Survey Set to Improve Children’s Smiles

Basseterre, St. Kitts (SKNIS) — The children of St. Kitts and Nevis will be the beneficiaries of improved smiles and overall better health, once the findings of the current oral health survey determines the root causes of poor dental hygiene among randomly selected students in the Federation.

The assessment, which began November 10, is termed a Decayed, Missing and Filled Teeth (DMFT) and Knowledge, Attitudes and Practices Survey that will be conducted on children 6, 12 and 15 years of age. It is a collaborative effort between the St. Kitts and Nevis Ministry of Health and the Pan American Health Organisation (PAHO)/World Health Organisation (WHO).

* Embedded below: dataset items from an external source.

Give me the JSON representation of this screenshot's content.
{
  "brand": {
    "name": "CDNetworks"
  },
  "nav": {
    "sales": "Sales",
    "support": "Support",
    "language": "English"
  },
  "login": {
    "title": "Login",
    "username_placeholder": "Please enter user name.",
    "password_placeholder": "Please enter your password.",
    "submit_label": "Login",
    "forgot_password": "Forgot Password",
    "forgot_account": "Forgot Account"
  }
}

Coordinator of the survey, Dr. Randy Liburd who is based at the Newton Dental Unit, explained the purpose of the study.

“The oral health survey involves not only an examination of the teeth but also identifies mucosal legions which are ulcers on the lips and inside the cheeks,” Dr. Liburd explained. “Apart from having cavities, gingivitis or gum disease, mucosal legions depict the extent of poor oral hygiene where there is a high bacterial count.”

Dr. Liburd revealed that a high bacterial count in the mouth can cause bleeding or swollen gums, bad breath and associated pain. He noted that following the examination, the children surveyed will be classified into three categories – those who do not require treatment, those who require routine treatment such as cleaning or fillings and those who need urgent treatment for absesses or extraction of a tooth.

The Survey Coordinator explained that parents would be involved from the beginning of the process. He elaborated that students will be randomly selected from public schools around the island and consent will be sought from those parents for their children to take part in the survey. Once consent is given, the parents of the six year olds will receive a simple pre-examination questionnaire. The 12 and 15 year olds will fill this out themselves with the guidance of the dentists.

The process received a guiding hand from PAHO, who assisted in the survey preparatory stages by sourcing Dr Fannye Thompson, Senior Dental Officer in the Ministry of Health, Barbados to conduct a calibration exercise with dental examiners, recorders and interviewers in St. Kitts. The training ran from October 27 – 31, 2014 with the Minister of Health, Honourable Marcella Liburd commenting directly on oral care.

“Two of the main oral diseases in St. Kitts and Nevis are dental caries and periodontal diseases,” Minister Liburd revealed. “This oral health survey can provide for evidence-based programmatic implementation to strengthen and improve the existing school-based dental programme, and also to update polices and modernize legislation that would guarantee better oral healthcare for all, starting with the school-aged populations.”

During the first phase of the survey, the children’s mouths are being examined by the dentists located at the four dental units based at the Newtown Health Centre and the Pogson Medical Centre in St. Kitts and the Charlestown and Gingerland Health Centres in Nevis. Medical assistants will record the findings on the survey questionnaire. Questions include: “Have you ever needed dental care and could not get it?” “Do you avoid smiling and laughing because of your teeth?” and “Do your gums bleed when brushing and flossing?” Following the examination, the students will be given a fluoride mouth rinse.

Phase Two is data entry, when the findings are entered into a software programme. Phase Three is data analysis when WHO and PAHO will assist with the interpretation of the data.

Dr. Liburd noted that the survey findings will be compiled in a report that will be sent to the Ministry of Health in order to improve the existing school dental programmes and the overall health of the students.

“The findings of the survey will help us to improve our programmes, modernize and implement legislation towards oral health care,” Dr. Liburd emphasized. “It must be noted that oral issues is one of the leading causes of absenteeism from school. We intend to change that in the Federation starting with a specific plan of action.”

Dr. Liburd noted that the survey team wished to thank the Minister of Health and PetroCaribe for donating a laptop computer each toward data entry and analysis. Special mention was also made of parents, teachers and students as well as the Ministry of Education in general and the Government Printery.